Sie erinnern sich, wie der Schröder kam, als guter Kumpel ins Bundeskanzleramt. Er würde Kohls Versprechen - die blühenden Landschaften – wahr machen, dachten viele, die anfangs noch Kohls „Allianz für Deutschland“ (auch AfD) gewählt hatten. Schröder war für die Schwachen und die Unterbezahlten, er rüttelte an den Gittern des Bundeskanzleramts, lässt uns mitregieren! Zusammen mit dem Lafontaine und dem anderen, wie hieß er noch mal, der Dritte? Genau, Scharping.  Und was hat es gebracht? Harz IV.

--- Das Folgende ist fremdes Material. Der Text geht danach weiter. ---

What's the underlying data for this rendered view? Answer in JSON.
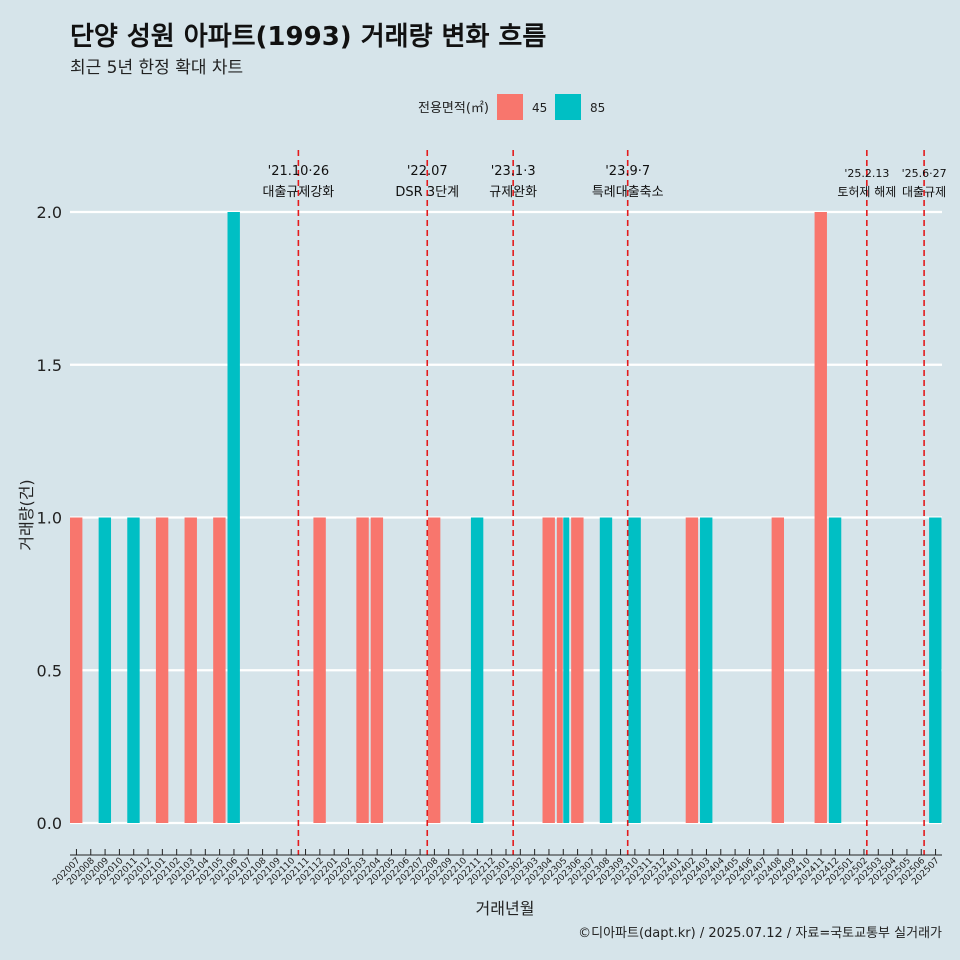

Auch 30 Jahre nach der Wiedervereinigung, die gleichen Gehälter kannste vergessen, ein Busfahrer in Düsseldorf und ein Busfahrer in Bautzen bekommen immer noch nicht den gleichen Lohn,  obwohl sie die gleichen Busse fahren.
Die Ostdeutschen kommen sich vor wie die Burgenländer in Österreich, es werden unheimlich gern die Witze über die blöden Ossis und ihre Ostalgie erzählt.
 Und im Westen habe ich tatsächlich Leute kennengelernt, die glauben, der Solidaritätszuschlag wird nur im Westen erhoben. „Wie lange noch sollen wir diesen Soli zahlen?“ regten sie sich auf. „Warum kann der Osten noch immer nicht ohne? Ist es DDR-Erbe?“
Apropos Erbe. Die Karte der Höhe der Erbschaftssteuer in Deutschland spricht eine klare Sprache, fast 90% dieser Steuer wird im Westen erhoben, als wären die Ostdeutschen allesamt Waisenkinder, die nichts zu vererben haben. Aber es geht uns gut, wir haben uns selbst gekümmert und wir sind nicht nachtragend. Nur ein bisschen. Und so kam die AfD, das A steht für Alternative. Zum alteingesessenen politischen Pack, gegen die da oben.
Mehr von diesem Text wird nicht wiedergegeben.